Case Challenge: Diagnosing and Managing Dysphonia

Gordon H. Sun, MD, MS

Disclosures

June 19, 2018

Risk Factors for Dysphonia

According to the 2018 American Academy of Otolaryngology-Head and Neck Surgery Foundation (AAO-HNSF) clinical practice guideline update for hoarseness/dysphonia, clinicians should consider dysphonia "...in a patient with altered voice quality, pitch, loudness, or vocal effort that impairs communication or reduces QOL [quality of life]."[1] The AAO-HNSF guideline includes an exhaustive list of historical risk factors associated with dysphonia that "might modify management." Examples of such contributing factors include, but are not limited to, the following:

  • Surgical history (endotracheal intubation, head/neck/spine/chest surgery, or both)

  • Smoking (eg, tobacco, e-cigarettes)

  • Frequent use of the voice in occupational settings (eg, teachers, singers, newscasters)

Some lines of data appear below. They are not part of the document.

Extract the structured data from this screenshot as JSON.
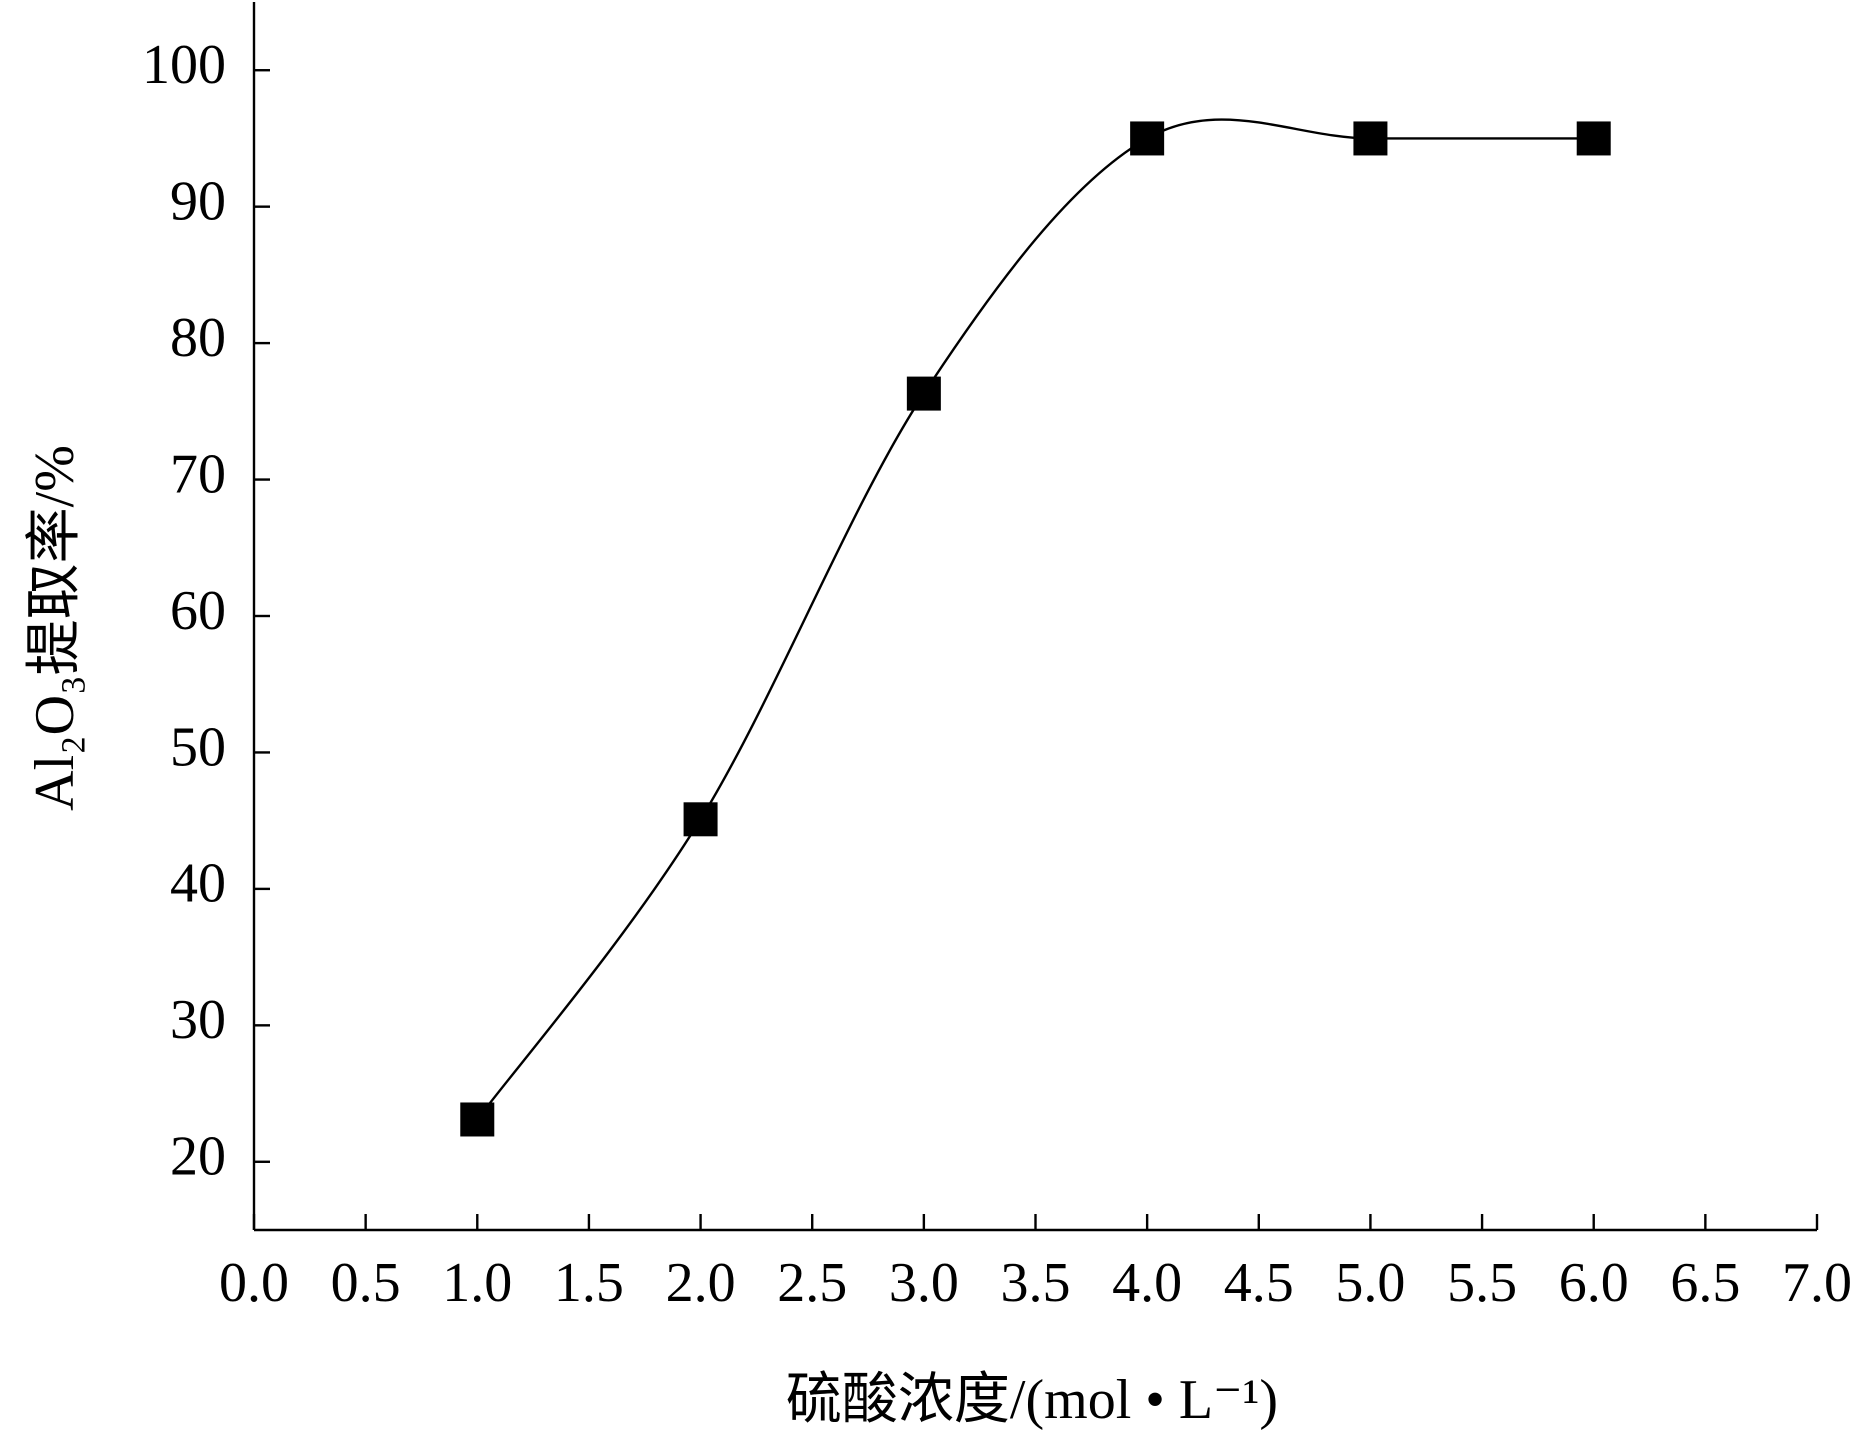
{
  "chart_data": {
    "type": "line",
    "xlabel": "硫酸浓度/(mol • L⁻¹)",
    "ylabel": "Al₂O₃提取率/%",
    "x": [
      1,
      2,
      3,
      4,
      5,
      6
    ],
    "series": [
      {
        "color": "#000000",
        "values": [
          23.1,
          45.1,
          76.3,
          95,
          95,
          95
        ]
      }
    ],
    "xlim": [
      0,
      7
    ],
    "xticks": [
      {
        "value": 0,
        "label": "0.0"
      },
      0.5,
      {
        "value": 1,
        "label": "1.0"
      },
      1.5,
      {
        "value": 2,
        "label": "2.0"
      },
      2.5,
      {
        "value": 3,
        "label": "3.0"
      },
      3.5,
      {
        "value": 4,
        "label": "4.0"
      },
      4.5,
      {
        "value": 5,
        "label": "5.0"
      },
      5.5,
      {
        "value": 6,
        "label": "6.0"
      },
      6.5,
      {
        "value": 7,
        "label": "7.0"
      }
    ],
    "ylim": [
      15,
      105
    ],
    "yticks": [
      20,
      30,
      40,
      50,
      60,
      70,
      80,
      90,
      100
    ],
    "smooth": true,
    "marker": "square"
  }
}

Scope, Image, or Medicate?

A 55-year-old office worker presented to his primary care physician (PCP) for evaluation of intermittent hoarseness and globus sensation for the past 3 years. The patient stated that his symptoms occurred whenever he had to speak for a prolonged period of time. He noted that this sensation was accompanied by a frequent need to clear his throat. He denied sore throat, dysphagia, dyspnea, hemoptysis, halitosis, heartburn, regurgitation, or constitutional symptoms. He has no known medical conditions and no recent acute illnesses. His surgical history was significant for an uncomplicated tonsillectomy 40 years ago. He reported no medication use or environmental allergies. He denied use of tobacco, alcohol, or illicit drugs.

Image from Science Source

Vital signs were within normal limits. The patient appeared comfortable and in no acute distress. There was no audible stridor; however, his voice was notably deep and coarse-sounding, which he asserted was not his baseline. With the exception of a modestly deviated nasal septum, a complete head and neck exam demonstrated no notable abnormalities. The cardiopulmonary and neurologic exams also were unremarkable. The PCP was not able to perform a laryngeal mirror exam and did not have a laryngoscope in her office.